Date: September 13th, 2014 (Saturday)
We plan to organize the workshop program along the following schedule. The timings may change slightly.
- 08:00 Workshop registration
- 08:45 Opening remarks and initial discussion
- 09:00 Keynote I: A Perfect Storm: Computation, Ubiquity, and Social Computing, John C. Thomas (!Problem Solving International)
- 10:00 Coffee break
- 10:30 Paper session I: New Sensing and Mining Opportunities, Nic Lane (Microsoft Research Asia, China)
- Andrea Cuttone, Sune Lehmann and Jakob Eg Larsen. Inferring Human Mobility from Sparse Low Accuracy Mobile Sensing Data
- Abhishek Mukherji, Vijay Srinivasan and Evan Welbourne. Adding Intelligence to Your Mobile Device via On-Device Sequential Pattern Mining
- Mina Sakamura, Takuro Yonezawa, Jin Nakazawa, Kazunori Takashio and Hideyuki Tokuda. LiPS: Linked Participatory Sensing for Optimizing Social Resource Allocation
- 11:45 Lunch break
- 12:45 Keynote II: Emotional Sentience, Mary Czerwinski (Microsoft Research)
- 13:45 Paper session II: Novel Applications in Everyday Social Life, Mirco Musolesi (University of Birmingham, UK)

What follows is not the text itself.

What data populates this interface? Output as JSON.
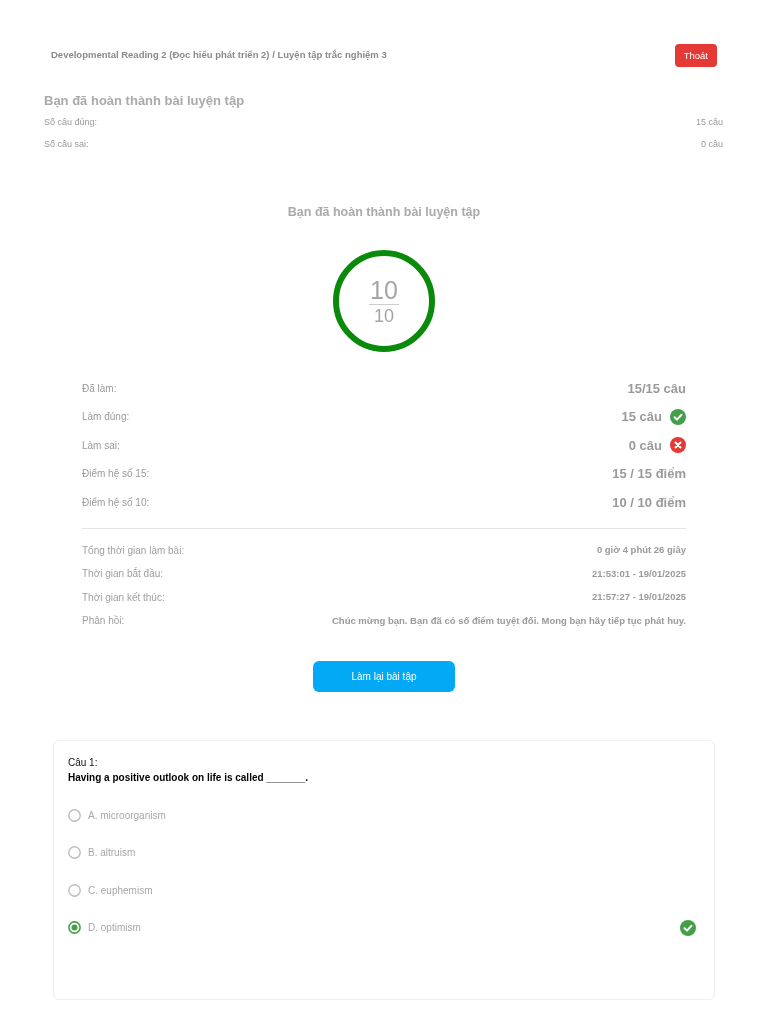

- Veljko Pejovic and Mirco Musolesi. Anticipatory Mobile Computing for Behaviour Change Interventions
- Aleksandar Matic, Venet Osmani and Oscar Mayora. Mobile Monitoring of Formal and Informal Social Interactions at Workplace
- Chulhong Min, Saumay Pushp, Seungchul Lee, Inseok Hwang, Youngki Lee, Seungwoo Kang and Junehwa Song. Uncovering Embarrassing Moments In In-situ Exposure of Incoming Mobile Messages
- 15:00 Coffee break
- 15:30 Keynote III: Lessons Learnt@LiveLabs: Opportunities and Challenges in Practical Socio-Physical Sensing, Archan Misra (Singapore Management University)
- 16:30 Discussion
- 16:45 Closing remarks
Keynote Talk Details
Keynote I: John C. Thomas (!Problem Solving International)
A Perfect Storm: Computation, Ubiquity, and Social Computing
In this talk, I will present a framework that can be used to generate and extend useful applications in mobile computing. We will also look at the safeguards necessary to help ensure that such applications are humane as well as profitable. In particular, a consideration of users in terms of their characteristics, scales, roles, goals, special needs and values can be used in combination with a look at times and places at various scales, as well as objects, actors and situations. Doing so illustrates that there are many potential applications still to be designed, developed and deployed.
Keynote II: Mary Czerwinski (Microsoft Research)
In this talk I will describe novel systems and applications we are designing that perform mood detection and interventions in real time using mobile technology. We are exploring “sticky” user interface ideas to help users reflect on and manage their affective experiences. Many questions remain from current affective computing research in terms of how useful technology like this is over the long term and how valuable a mobile tracking system might be in real time (especially given the likelihood of misclassifications). In addition, we also are interested in intervention styles that can be used when negative or disruptive emotions are detected, whether in a car, at the desktop, or otherwise. Finally, we feel there is a huge opportunity in the remote familial space, or in a close social network, where knowing about the emotional health of separated loved ones or close friends comes in to play. These new research areas are tightly coupled to privacy issues. A few examples of applications from our research will be presented.
Keynote III: Archan Misra (Singapore Management University)
Lessons Learnt@LiveLabs: Opportunities and Challenges in Practical Socio-Physical Sensing
Since its operational launch in September 2013, LiveLabs has steadily grown in size, and now captures the longitudinal mobile sensor and usage data of several hundreds of participants on the SMU campus. I’ll first briefly describe the vision and the current operational capabilities of LiveLabs. I’ll then describe several examples of in-situ, context-aware behavioral experimentation that LiveLabs can enable, and also discuss practical challenges to executing such experimentation at the fidelity required for “scientific generalization”. Subsequently, I’ll provide several examples of socio-physical analytics, where we’ve used a combination of available demographic, location and behavioral data to make interesting inferences about individual and collective interactions in the physical world.